The city has not taken a serious look at the plan since the Durango City Council accepted it in 2011, said councilor Dick White.
Now, he is pushing for the city and county to update emissions data in the plan.
La Plata County set aside $10,000 to update the plan this year, but it may be premature because oil and gas companies must be in compliance with new regulations this year, county Commissioner Gwen Lachelt said in a meeting Thursday.
In addition, the results from a study of the methane hot spot over the Four Corners by the National Oceanic and Atmospheric Administration are not available.

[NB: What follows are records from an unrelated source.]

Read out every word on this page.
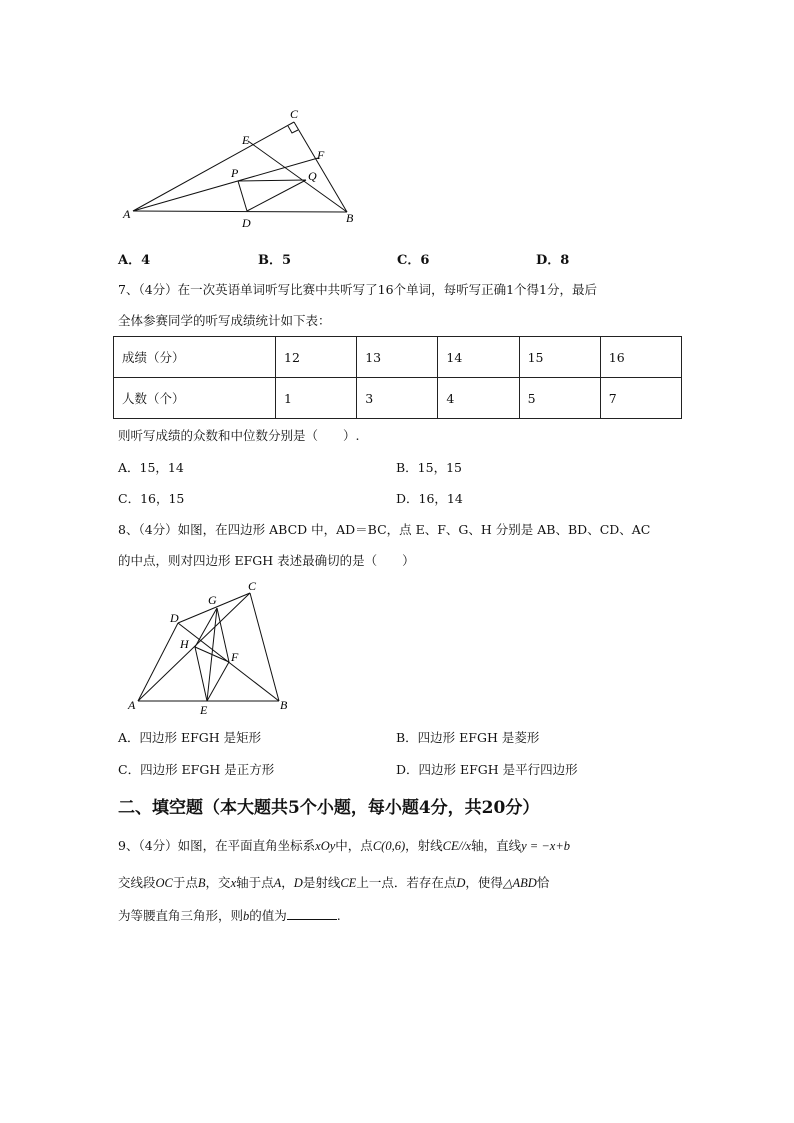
C
E
F
P	Q
A
D	B
A．4	B．5	C．6	D．8
7、（4分）在一次英语单词听写比赛中共听写了16个单词，每听写正确1个得1分，最后
全体参赛同学的听写成绩统计如下表：
成绩（分）	12	13	14	15	16
人数（个）	1	3	4	5	7
则听写成绩的众数和中位数分别是（　　）.
A．15，14	B．15，15
C．16，15	D．16，14
8、（4分）如图，在四边形 ABCD 中，AD＝BC，点 E、F、G、H 分别是 AB、BD、CD、AC
的中点，则对四边形 EFGH 表述最确切的是（　　）
C
G
D
H
F
A	E	B
A．四边形 EFGH 是矩形	B．四边形 EFGH 是菱形
C．四边形 EFGH 是正方形	D．四边形 EFGH 是平行四边形
二、填空题（本大题共5个小题，每小题4分，共20分）
9、（4分）如图，在平面直角坐标系xOy中，点C(0,6)，射线CE//x轴，直线y = −x+b
交线段OC于点B，交x轴于点A，D是射线CE上一点．若存在点D，使得△ABD恰
为等腰直角三角形，则b的值为	.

The methane spot reported by NASA covers about 2,500 square miles and some natural seepage could be contributing to it.
Still, White would like to see the city and the county update emissions information from sources that are more controllable, such as waste and vehicles.
White and Lachelt agreed Thursday to work on a specific plan that both governments could revisit this year.
The city also is taking steps to increase its own efficiency and measure the town’s sustainability.
Since 2008, city operations have seen an annual average drop in energy consumption of 3 percent, and this is an area where city staff could make progress, said Amber Blake, transportation and sustainability director.
The city wants to install solar panels at the water treatment plant, but doing so would require the La Plata Electric Association’s board to make some policy changes, said Mary Beth Miles, assistant to the city manager.
City staff also will work with organizations across town to gather data on how the community as a whole is working to be more sustainable and apply at the end of the year for a national rating.
The rating requires data in eight areas, including buildings, the economy, climate and energy, and health and safety.
After staff members collect the data, they will set goals for improvement.
“Getting the metrics and getting the framework is where you really start,” White said.
While the city is working on these projects, the council decided to delay signing on to the Paris agreement. As part of the agreement, 196 countries agreed in December to combat climate change.
“There is no money in place to help with what we would be signing on to do,” Blake said.
But if the city pursues its current goals, it could be in a good position next year to sign on to the agreement, she said.